Department of Geological Sciences
Wright-Rieman Laboratories
Rutgers University
New Brunswick, New Jersey 08903
USA correspondence author

George McGhee is Professor of Paleobiology in the Department of Geological Sciences at Rutgers University. He is a past Fellow of the Konrad Lorenz Institute for Evolution and Cognition Research in Vienna, Austria, and he has held research positions at the University of Tübingen (Germany), the Field Museum of Natural History (Chicago), and the American Museum of Natural History (New York City).
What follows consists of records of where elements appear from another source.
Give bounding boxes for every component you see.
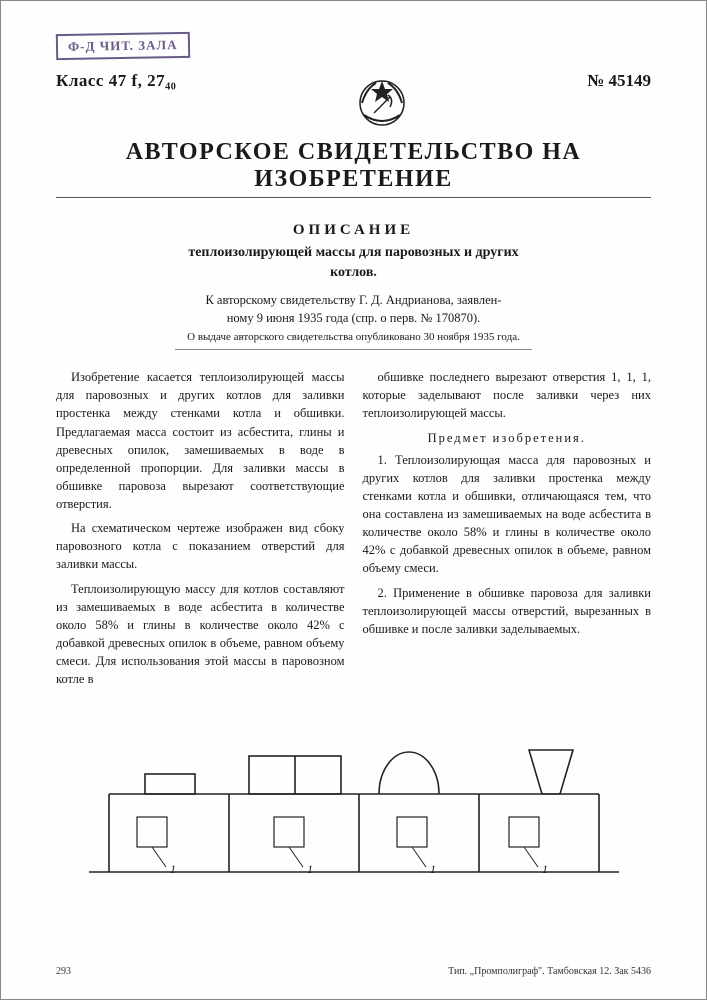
right-column: обшивке последнего вырезают отверстия 1,… [363,368,652,694]
invention-subtitle: теплоизолирующей массы для паровозных и … [56,243,651,282]
svg-text:1: 1 [430,862,436,876]
subtitle-line-2: котлов. [330,265,377,280]
printer-info: Тип. „Промполиграф". Тамбовская 12. Зак … [448,966,651,977]
description-heading: ОПИСАНИЕ [56,222,651,239]
subtitle-line-1: теплоизолирующей массы для паровозных и … [188,245,518,260]
thin-rule [175,349,532,350]
header-row: Класс 47 f, 27₄₀ № 45149 [56,71,651,131]
attribution-line-2: ному 9 июня 1935 года (спр. о перв. № 17… [227,311,481,325]
paragraph: 2. Применение в обшивке паровоза для зал… [363,584,652,638]
document-number: № 45149 [587,71,651,91]
attribution: К авторскому свидетельству Г. Д. Андриан… [56,292,651,327]
paragraph: Изобретение касается теплоизолирующей ма… [56,368,345,513]
title-rule [56,197,651,198]
attribution-line-1: К авторскому свидетельству Г. Д. Андриан… [205,293,501,307]
class-label: Класс 47 f, 27₄₀ [56,71,176,91]
document-page: Ф-Д ЧИТ. ЗАЛА Класс 47 f, 27₄₀ № 45149 А… [0,0,707,1000]
paragraph: На схематическом чертеже изображен вид с… [56,519,345,573]
svg-text:1: 1 [170,862,176,876]
certificate-title: АВТОРСКОЕ СВИДЕТЕЛЬСТВО НА ИЗОБРЕТЕНИЕ [56,139,651,193]
paragraph: Теплоизолирующую массу для котлов состав… [56,580,345,689]
svg-text:1: 1 [542,862,548,876]
subject-heading: Предмет изобретения. [363,429,652,447]
boiler-diagram: 1 1 1 1 [56,722,651,892]
paragraph: обшивке последнего вырезают отверстия 1,… [363,368,652,422]
body-text: Изобретение касается теплоизолирующей ма… [56,368,651,694]
library-stamp: Ф-Д ЧИТ. ЗАЛА [56,32,190,60]
diagram-svg: 1 1 1 1 [89,722,619,892]
page-footer: 293 Тип. „Промполиграф". Тамбовская 12. … [56,966,651,977]
page-number: 293 [56,966,71,977]
left-column: Изобретение касается теплоизолирующей ма… [56,368,345,694]
publication-note: О выдаче авторского свидетельства опубли… [56,331,651,343]
paragraph: 1. Теплоизолирующая масса для паровозных… [363,451,652,578]
svg-text:1: 1 [307,862,313,876]
state-emblem [352,71,412,131]
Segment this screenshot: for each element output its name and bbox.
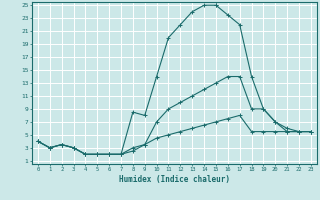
- X-axis label: Humidex (Indice chaleur): Humidex (Indice chaleur): [119, 175, 230, 184]
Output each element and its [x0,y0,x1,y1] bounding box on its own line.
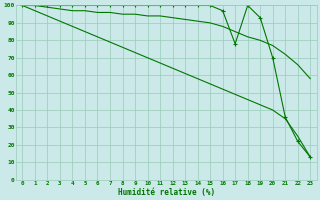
X-axis label: Humidité relative (%): Humidité relative (%) [118,188,215,197]
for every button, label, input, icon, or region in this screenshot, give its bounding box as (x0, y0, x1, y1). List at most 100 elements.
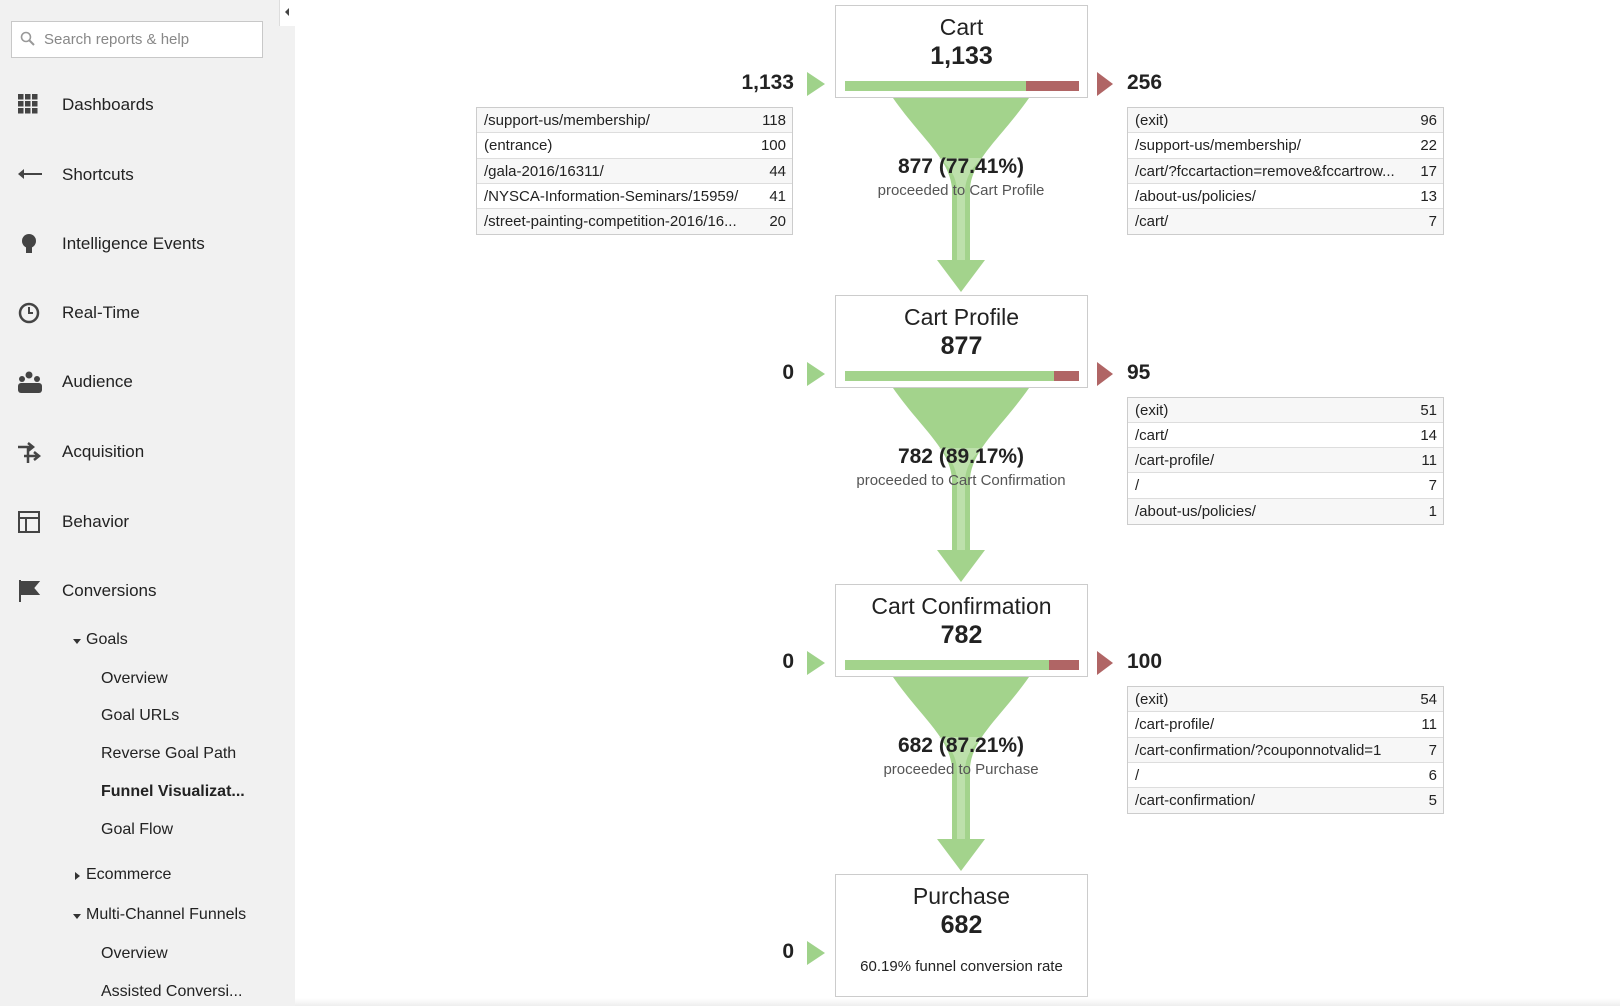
table-row: /gala-2016/16311/44 (477, 158, 792, 184)
table-row: /cart-confirmation/?couponnotvalid=1 7 (1128, 737, 1443, 763)
table-row: (entrance) 100 (477, 133, 792, 159)
nav-item[interactable]: Acquisition (62, 442, 145, 461)
nav-subitem[interactable]: Funnel Visualizat... (101, 783, 245, 800)
nav-subitem[interactable]: Overview (101, 670, 168, 687)
page-count: 100 (760, 137, 786, 155)
page-count: 5 (1428, 792, 1437, 810)
step-count: 782 (940, 621, 983, 649)
page-table: (exit) 54/cart-profile/11/cart-confirmati… (1127, 686, 1444, 815)
nav-item[interactable]: Audience (62, 372, 133, 391)
page-path: (entrance) (484, 137, 553, 155)
page-path: /gala-2016/16311/ (484, 162, 604, 180)
table-row: /7 (1128, 473, 1443, 499)
step-box: Cart Confirmation 782 (835, 584, 1088, 677)
nav-subitem[interactable]: Assisted Conversi... (101, 983, 243, 1000)
exit-arrow (1097, 361, 1113, 386)
proceeded-count: 877 (77.41%) (897, 155, 1025, 178)
page-count: 14 (1420, 426, 1437, 444)
page-count: 7 (1428, 741, 1437, 759)
step-count: 682 (940, 910, 983, 939)
page-path: /support-us/membership/ (1135, 137, 1301, 155)
proceed-bar (845, 370, 1054, 381)
exit-total: 100 (1127, 650, 1163, 673)
proceeded-to: proceeded to Purchase (883, 761, 1039, 778)
proceeded-count: 782 (89.17%) (897, 444, 1025, 468)
page-path: (exit) (1135, 401, 1169, 419)
page-table: /support-us/membership/118 (entrance) 100 /… (476, 107, 793, 236)
page-path: / (1135, 477, 1140, 495)
page-count: 6 (1428, 766, 1437, 784)
funnel-arrow (893, 387, 1029, 582)
nav-item[interactable]: Dashboards (62, 95, 154, 114)
step-name: Cart Profile (903, 303, 1020, 330)
nav-subitem[interactable]: Goals (86, 631, 128, 648)
nav-subitem[interactable]: Overview (101, 945, 168, 962)
nav-subitem[interactable]: Goal Flow (101, 821, 174, 838)
page-path: (exit) (1135, 691, 1169, 708)
exit-arrow (1097, 651, 1113, 675)
page-path: /cart/?fccartaction=remove&fccartrow... (1135, 162, 1395, 180)
exit-bar (1053, 370, 1079, 381)
table-row: /cart/14 (1128, 423, 1443, 449)
page-path: /support-us/membership/ (484, 112, 650, 129)
proceeded-to: proceeded to Cart Profile (877, 182, 1045, 199)
nav-icon (18, 442, 42, 463)
nav-icon (18, 511, 40, 533)
proceeded-to: proceeded to Cart Confirmation (856, 471, 1066, 489)
nav-icon (18, 302, 40, 324)
table-row: /cart-confirmation/5 (1128, 788, 1443, 814)
page-path: /about-us/policies/ (1135, 502, 1256, 520)
table-row: /cart/7 (1128, 209, 1443, 235)
page-path: /cart-profile/ (1135, 452, 1215, 470)
nav-item[interactable]: Real-Time (62, 303, 140, 322)
table-row: /6 (1128, 763, 1443, 789)
page-count: 13 (1420, 187, 1437, 205)
page-count: 51 (1420, 401, 1437, 419)
page-table: (exit) 51/cart/14/cart-profile/11/7/about… (1127, 396, 1444, 525)
nav-subitem[interactable]: Goal URLs (101, 707, 180, 724)
entrance-total: 0 (782, 939, 794, 963)
page-count: 118 (762, 112, 786, 129)
entrance-total: 1,133 (741, 71, 794, 94)
page-count: 20 (769, 213, 786, 231)
table-row: /about-us/policies/1 (1128, 498, 1443, 524)
nav-item[interactable]: Behavior (62, 512, 130, 531)
nav-item[interactable]: Intelligence Events (62, 234, 205, 253)
exit-bar (1026, 81, 1079, 91)
nav-subitem[interactable]: Ecommerce (86, 866, 172, 883)
nav-item[interactable]: Conversions (62, 581, 157, 600)
page-path: / (1135, 766, 1140, 784)
nav-subitem[interactable]: Reverse Goal Path (101, 745, 237, 762)
funnel-arrow (893, 677, 1029, 871)
page-count: 96 (1420, 112, 1437, 129)
entrance-arrow (807, 361, 825, 386)
nav-icon (18, 371, 42, 393)
page-count: 1 (1428, 502, 1437, 520)
table-row: /cart-profile/11 (1128, 448, 1443, 474)
collapse-toggle[interactable] (279, 0, 296, 26)
caret (73, 914, 81, 919)
exit-total: 95 (1127, 360, 1151, 384)
page-count: 41 (769, 187, 786, 205)
page-path: /cart-profile/ (1135, 716, 1215, 734)
nav-subitem[interactable]: Multi-Channel Funnels (86, 906, 247, 923)
step-count: 1,133 (930, 42, 993, 70)
entrance-arrow (807, 940, 825, 965)
page-path: /cart/ (1135, 426, 1169, 444)
entrance-total: 0 (782, 360, 794, 384)
caret (75, 872, 80, 880)
caret (73, 639, 81, 644)
nav-item[interactable]: Shortcuts (62, 165, 134, 184)
page-count: 44 (769, 162, 786, 180)
page-path: /about-us/policies/ (1135, 187, 1256, 205)
entrance-arrow (807, 72, 825, 96)
page-path: /cart/ (1135, 213, 1169, 231)
search-box[interactable]: Search reports & help (11, 21, 263, 58)
funnel-arrow (893, 98, 1029, 292)
search-icon (20, 31, 35, 46)
step-count: 877 (940, 331, 983, 360)
page-count: 11 (1421, 716, 1437, 734)
table-row: /support-us/membership/22 (1128, 133, 1443, 159)
table-row: /cart/?fccartaction=remove&fccartrow... 1… (1128, 158, 1443, 184)
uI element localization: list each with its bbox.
McGhee is interested both in the evolution of ecosystems, multi-species assemblages, and in the evolution of morphology in individual organisms. In the past, he has spent a long time researching the causes of the Late Devonian global ecosystem collapse, one of the "Big Five" biodiversity crises in geologic time, and has summarized his thoughts on that event in his 1996 book, The Late Devonian Mass Extinction, published by Columbia University Press. These days, he is busy trying to convince people of the power of the analytical techniques of theoretical morphology in understanding the evolution of organic form (hence this paper). To that end, he has previously written the book Theoretical Morphology: the Concept and Its Applications (also published by Columbia, in 1999) and is at present writing yet another, The Geometry of Evolution: Adaptive Landscapes and Theoretical Morphospaces, to be published by Cambridge University Press in 2007 (the UK Cambridge, not the US one).

He and his wife, Marae, escape to Scotland most every summer, where he enjoys driving on the left-hand side of the road in the Gaidhealtachd.